In other words, future debates will sound a lot like the recent debates. 

Republicans Sidelined By Choice?

The San Jose Mercury News had an interesting editorial yesterday which took to task the Governor and the Legislature on their failure to deliver on health care reform “two weeks into Gov. Arnold Schwarzenegger’s special session of the Legislature.” Some of what they had to say strikes me as greatly unfair. Lawmakers are seeking public input on proposals. If that takes some time so be it. Better the public should be heard than not, a sentiment I’m sure the Mercury News would agree with.

It was editorial’s criticism of Republican Legislators that got me thinking, however. As the Mercury News observes, the likely output of the special session, if there is any, will be legislation creating the framework for a new heatlh care system tied to a November 2008 initiative to finance and implement the reforms. The reason is that without Republican votes, there is no way the Governor and the Democratic Leadership can gain the two-thirds vote necessary to pass a spending bill.  Yes, as the Mercury News notes, “… instead of taking advantage of a prime opportunity to negotiate from strength, Republicans are remaining on the sidelines ….”

And he’s right. Republican legislators have been scarcely heard from on health care reform of late. There have been some op-ed pieces published in newspapers around the state (many of them quite good), but they’re clearly not a part of the negotiations. Earlier in the year the Republican caucuses presented their reform packages. Several of their ideas were innovative and would definitely improve the lives of many Californians, which is, after all, the goal here. The Democrats never held hearings on those bills and now the Republicans are “on the sidelines.”

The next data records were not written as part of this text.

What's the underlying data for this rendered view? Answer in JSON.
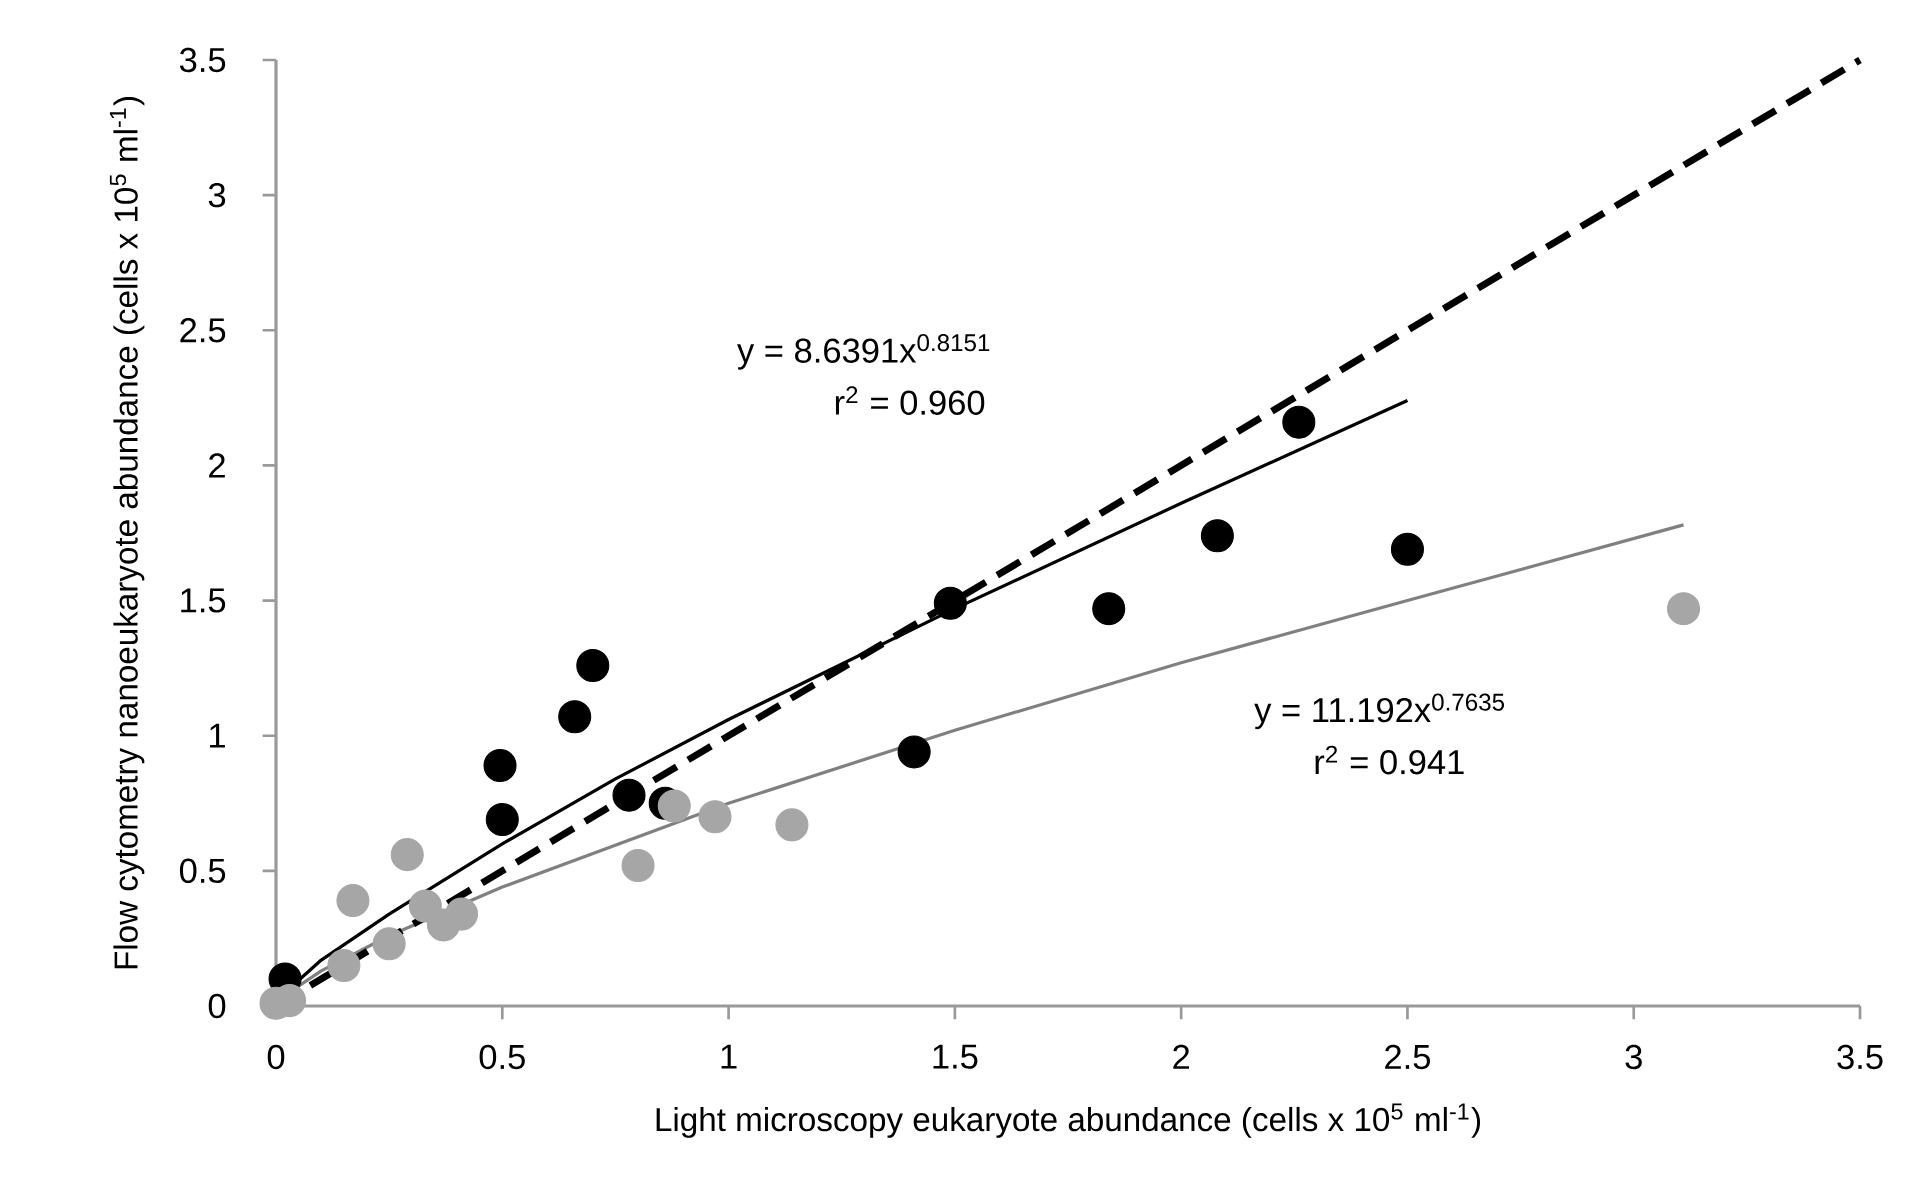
{
  "chart_data": {
    "type": "scatter",
    "xlabel": "Light microscopy eukaryote abundance (cells x 10$^{5}$ ml$^{-1}$)",
    "ylabel": "Flow cytometry nanoeukaryote abundance (cells x 10$^{5}$ ml$^{-1}$)",
    "marker": "circle",
    "xlim": [
      0,
      3.5
    ],
    "ylim": [
      0,
      3.5
    ],
    "xticks": [
      0,
      0.5,
      1,
      1.5,
      2,
      2.5,
      3,
      3.5
    ],
    "yticks": [
      0,
      0.5,
      1,
      1.5,
      2,
      2.5,
      3,
      3.5
    ],
    "annotations": [
      "y = 8.6391x$^{0.8151}$",
      "r$^{2}$ = 0.960",
      "y = 11.192x$^{0.7635}$",
      "r$^{2}$ = 0.941"
    ],
    "series": [
      {
        "color": "#000000",
        "x": [
          0.02,
          0.495,
          0.5,
          0.66,
          0.7,
          0.78,
          0.86,
          1.41,
          1.49,
          1.84,
          2.08,
          2.26,
          2.5
        ],
        "values": [
          0.1,
          0.89,
          0.69,
          1.07,
          1.26,
          0.78,
          0.75,
          0.94,
          1.49,
          1.47,
          1.74,
          2.16,
          1.69
        ]
      },
      {
        "color": "#a6a6a6",
        "x": [
          0.0,
          0.03,
          0.15,
          0.17,
          0.25,
          0.29,
          0.33,
          0.37,
          0.41,
          0.8,
          0.88,
          0.97,
          1.14,
          3.11
        ],
        "values": [
          0.01,
          0.02,
          0.15,
          0.39,
          0.23,
          0.56,
          0.37,
          0.3,
          0.34,
          0.52,
          0.74,
          0.7,
          0.67,
          1.47
        ]
      },
      {
        "type": "line",
        "color": "#000000",
        "marker": "none",
        "line_style": "solid",
        "x": [
          0.02,
          0.1,
          0.25,
          0.5,
          0.75,
          1,
          1.5,
          2,
          2.5
        ],
        "values": [
          0.05,
          0.17,
          0.34,
          0.6,
          0.84,
          1.06,
          1.47,
          1.86,
          2.24
        ]
      },
      {
        "type": "line",
        "color": "#808080",
        "marker": "none",
        "line_style": "solid",
        "x": [
          0.02,
          0.1,
          0.25,
          0.5,
          1,
          1.5,
          2,
          2.5,
          3.11
        ],
        "values": [
          0.04,
          0.13,
          0.26,
          0.44,
          0.75,
          1.02,
          1.27,
          1.5,
          1.78
        ]
      },
      {
        "type": "line",
        "color": "#000000",
        "marker": "none",
        "line_style": "dashed",
        "x": [
          0,
          3.5
        ],
        "values": [
          0,
          3.5
        ]
      }
    ]
  }
}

Which makes me wonder: why? Is it their choice to leave the room or were they escorted out? (This being a Democratic leadership who punishes moderates in their own caucus by locking them out of their offices for crime of daring to be, well, moderate, perhaps “kicked” would be the more appropriate verb than “escorted.”). In a strange way it’s a bit of both. Republicans are so locked into a “no new taxes” mindset that they tie their hands on public policy. Since the Democrats are looking at expensive changes, why should they tolerate anyone at the table who can’t support the results under any circumstance? As a result, the only folks around to negotiate a compromise are the Democratic Legislative Leadership and the post-partisan Governor — or at least their staffs. The Republicans are no where near, without any influence.

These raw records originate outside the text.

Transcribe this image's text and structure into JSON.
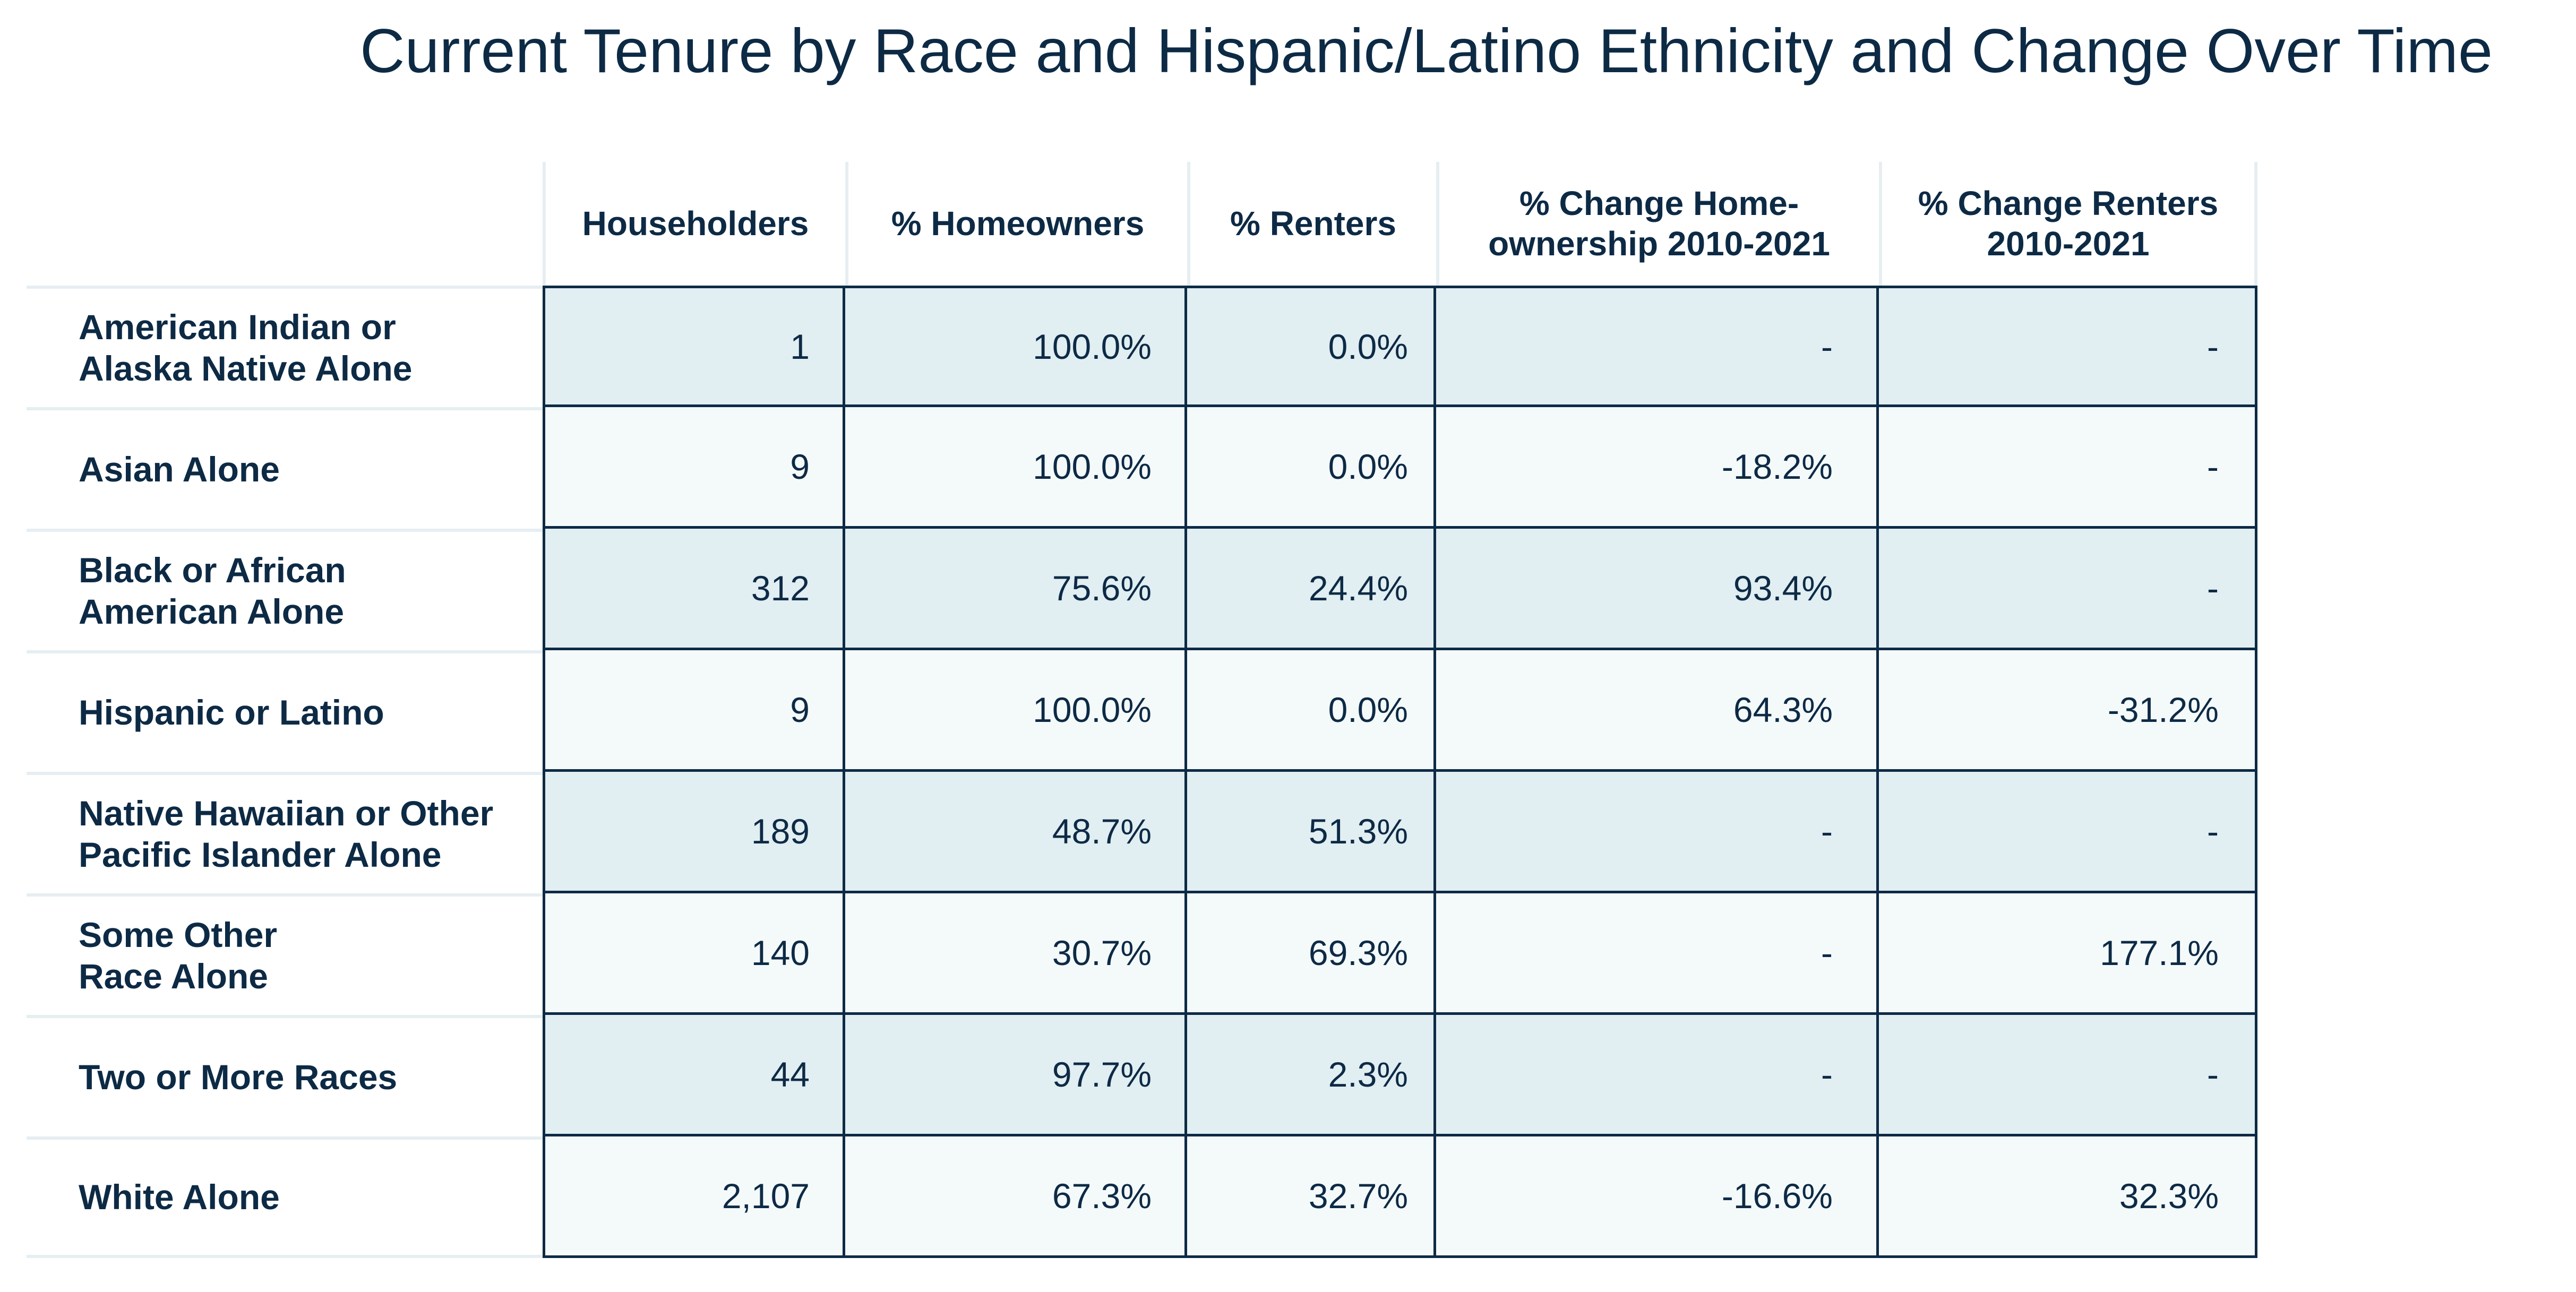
{
  "title": "Current Tenure by Race and Hispanic/Latino Ethnicity and Change Over Time",
  "colors": {
    "text": "#0d2a45",
    "grid": "#0d2a45",
    "row_shade_dark": "#e1eef2",
    "row_shade_light": "#f4f9fa",
    "header_divider": "#e6eef2"
  },
  "chart_data": {
    "type": "table",
    "title": "Current Tenure by Race and Hispanic/Latino Ethnicity and Change Over Time",
    "columns": [
      "Householders",
      "% Homeowners",
      "% Renters",
      "% Change Home-\nownership 2010-2021",
      "% Change Renters\n2010-2021"
    ],
    "rows": [
      {
        "label": "American Indian or\nAlaska Native Alone",
        "values": [
          "1",
          "100.0%",
          "0.0%",
          "-",
          "-"
        ]
      },
      {
        "label": "Asian Alone",
        "values": [
          "9",
          "100.0%",
          "0.0%",
          "-18.2%",
          "-"
        ]
      },
      {
        "label": "Black or African\nAmerican Alone",
        "values": [
          "312",
          "75.6%",
          "24.4%",
          "93.4%",
          "-"
        ]
      },
      {
        "label": "Hispanic or Latino",
        "values": [
          "9",
          "100.0%",
          "0.0%",
          "64.3%",
          "-31.2%"
        ]
      },
      {
        "label": "Native Hawaiian or Other\n Pacific Islander Alone",
        "values": [
          "189",
          "48.7%",
          "51.3%",
          "-",
          "-"
        ]
      },
      {
        "label": "Some Other\nRace Alone",
        "values": [
          "140",
          "30.7%",
          "69.3%",
          "-",
          "177.1%"
        ]
      },
      {
        "label": "Two or More Races",
        "values": [
          "44",
          "97.7%",
          "2.3%",
          "-",
          "-"
        ]
      },
      {
        "label": "White Alone",
        "values": [
          "2,107",
          "67.3%",
          "32.7%",
          "-16.6%",
          "32.3%"
        ]
      }
    ]
  }
}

Could they have a voice in the reform debate? It depends, I suppose, on how pure they want — or need — to be. If no new revenue sources are acceptable then I guess there’s nothing more for them to say. But maybe if they held out the possibility that if the health care reform package was a net win for the state’s economy and financial well-being (far from a sure thing, but definitely possible) that they could support it, perhaps their voice would be part of the debate. And that would be a good thing. Every voice needs to be heard, conservatives as well as liberals (and post-partisans, too). 

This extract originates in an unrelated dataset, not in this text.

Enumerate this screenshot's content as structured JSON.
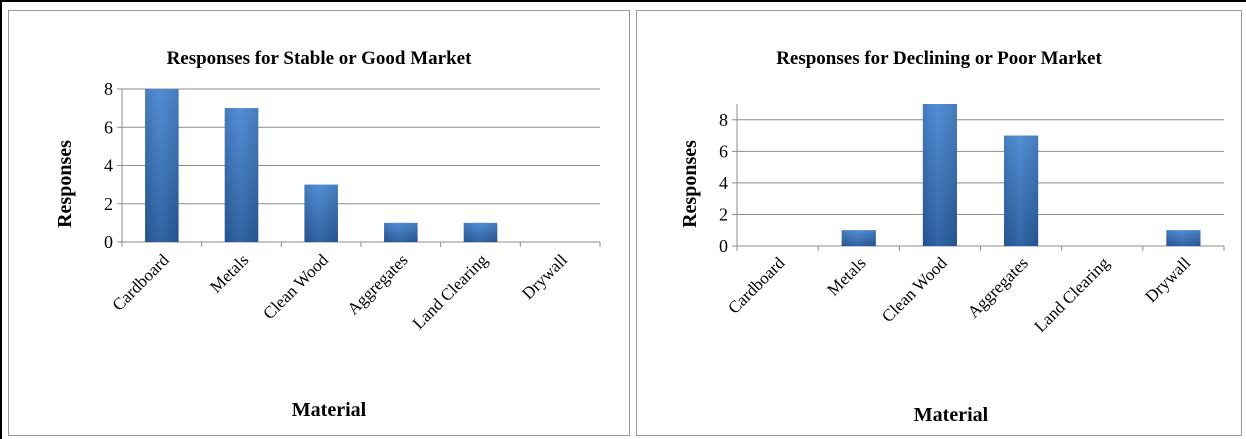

For example, when I was on the Santa Monica City Council there were two factions — the liberals and the moderates (this being Santa Monica even the conservatives were moderate) — with three members each (and they were formal members of their factions, running as slates and all). The seventh member was me who was independent of both coalitions. The best success I had was when I used my influence as a swing vote to force the two sides to reach a compromise. The result wasn’t necessarily what I would have come up with on my own, but it was something a broad spectrum of the city could get behind.

The same dynamic could happen with health care reform. It is a shame, however, that Republican have backed themselves so deeply into a no-tax corner that they deny themselves — and the people of California — the benefit of their ideas, influence and participation.